(sinceridad en la oración)
Rara es la ocasión en la que nos ponemos en su presencia –más rara aún delante del Sagrario, donde nos espera desde hace veinte siglos- para preguntarle qué quiere que hagamos con la vida que Él nos ha dado. Pero aun en estos casos, resulta habitual que vayamos a la oración con una respuesta “prefabricada”: a nuestro gusto. Pero Dios no suele hablarnos como en la historia precedente: sino de forma suave, delicada, en el fondo de nuestra conciencia. Y para escucharlo hay que estar atento: con los sentidos externos –el oído, la vista…- recogidos, y con los sentidos internos –la imaginación: esa “loca de la casa” que decía Santa Teresa- más recogidos aún. Si vamos con la respuesta “apañada” por nosotros, sólo conseguiremos descubrir y hacer nuestra santa voluntad… de Dios (y engañarnos).

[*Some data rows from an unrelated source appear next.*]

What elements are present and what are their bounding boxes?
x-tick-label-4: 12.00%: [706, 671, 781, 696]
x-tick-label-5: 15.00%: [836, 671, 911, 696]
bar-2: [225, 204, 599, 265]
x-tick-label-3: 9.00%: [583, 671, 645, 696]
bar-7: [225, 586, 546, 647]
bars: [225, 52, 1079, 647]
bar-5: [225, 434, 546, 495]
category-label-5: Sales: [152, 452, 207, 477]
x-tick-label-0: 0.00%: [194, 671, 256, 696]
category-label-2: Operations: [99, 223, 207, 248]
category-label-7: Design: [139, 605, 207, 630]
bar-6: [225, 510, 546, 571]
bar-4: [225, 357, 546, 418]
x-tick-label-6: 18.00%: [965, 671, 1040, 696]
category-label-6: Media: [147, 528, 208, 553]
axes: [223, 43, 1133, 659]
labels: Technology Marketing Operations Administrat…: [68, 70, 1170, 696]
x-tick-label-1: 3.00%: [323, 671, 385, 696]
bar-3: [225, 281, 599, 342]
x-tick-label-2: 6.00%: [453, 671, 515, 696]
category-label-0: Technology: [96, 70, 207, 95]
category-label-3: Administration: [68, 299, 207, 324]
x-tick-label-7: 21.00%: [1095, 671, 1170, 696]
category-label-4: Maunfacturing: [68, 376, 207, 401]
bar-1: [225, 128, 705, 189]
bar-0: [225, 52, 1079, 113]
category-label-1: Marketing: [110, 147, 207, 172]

Lógicamente, en la medida en que nuestro corazón se encuentre libre de ataduras –apegamientos a cosas materiales, pensamientos que giran en torno a nosotros (qué piensan de mí, qué impresión he causado, etc.), sensualidad a flor de piel-, estaremos en mejores condiciones de escuchar a Dios y de verlo en medio de las actividades más corrientes: “Bienaventurados los limpios de corazón porque ellos verán a Dios”.